FIFA Women's World Cup France 2019™

7 June - 7 July

FIFA Women's World Cup 2019™

Mia HAMM (USA)

Mia Hamm #9 of Team USA celebrates after making her penalty kick against Team China in the Final match of the FIFA Women's World Cup at the Rose Bowl on July 10, 1999
© Getty Images

Mia Hamm (USA)
Born: 17 March 1972, Selma, Alabama
275 international caps (158 goals)

Mariel Magret "Mia" Hamm helped bring the women’s game to new heights over the course of her 17-year career. She was the best-known player in the USA women’s national team that dominated the global scene in the 1990s and her 275 caps are a testament to consistency, ability and stamina. The Alabama native made her international debut at just 15 years of age and went on to score 158 goals for the USA – an international goalscoring record which was surpassed by fellow American Abby Wambach.

Hamm became an Olympic champion at Atlanta 1996. This was followed by a silver medal in 2000 at the Olympic Games in Sydney and was capped in 2004 with more Olympic hardware, this time gold again, in Athens.
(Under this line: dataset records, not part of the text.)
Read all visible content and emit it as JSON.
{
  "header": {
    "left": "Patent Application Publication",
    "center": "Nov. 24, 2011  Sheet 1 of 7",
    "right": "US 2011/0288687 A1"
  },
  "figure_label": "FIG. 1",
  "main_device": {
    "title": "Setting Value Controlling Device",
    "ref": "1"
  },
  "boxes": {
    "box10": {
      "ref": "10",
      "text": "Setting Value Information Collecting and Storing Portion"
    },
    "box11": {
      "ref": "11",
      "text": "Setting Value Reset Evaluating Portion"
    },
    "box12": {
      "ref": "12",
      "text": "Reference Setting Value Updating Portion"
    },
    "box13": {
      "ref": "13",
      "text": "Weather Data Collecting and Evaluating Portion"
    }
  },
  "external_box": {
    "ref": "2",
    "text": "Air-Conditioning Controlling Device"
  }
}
She was part of the US teams that won the first FIFA Women's World Cup™ in China in 1991 and at USA 1999, when the women’s game captured the attention of the world and packed some of the biggest stadiums in North America.

Hamm also participated in the 1995 Women's World Cup in Sweden, where she helped USA to the bronze medal, and the 2003 Women’s World Cup on home soil in which the Americans finished third.

Major honours

  • FIFA Women's World Cup China 1991: Winner
  • FIFA Women's World Cup USA 1999: Winner
  • Olympic gold medalist: 1996 and 2004
  • Olympic silver medalist: 2000
  • FIFA Women's World Player of the Year: 2001 and 2002

In addition to unquestionable success on the pitch, Hamm was for years a role model for aspiring younger generations of girls who for so long lacked an icon to look up to. Sponsors came out in force to take full advantage and Hamm – shy and modest off the field – became in many significant ways the face of women’s football.

"In short, I'm just a football player. I've not freed any slaves or changed the world. I just play football and enjoy my success," Hamm once said, speaking to the humility that defines her as a player and a person.

One person unwilling to share Hamm’s limited perception of her impact is Pele, arguably the greatest player in the history of football. The Brazil legend named Hamm and team-mate Michelle Akers as the only female members of the FIFA 100, a collection of the greatest living footballers as selected by O'Rei himself.

“When Mia has the ball at her feet, you have the feeling that something great will happen." These words, from team-mate Julie Foudy, probably best describe Mia Hamm the footballer.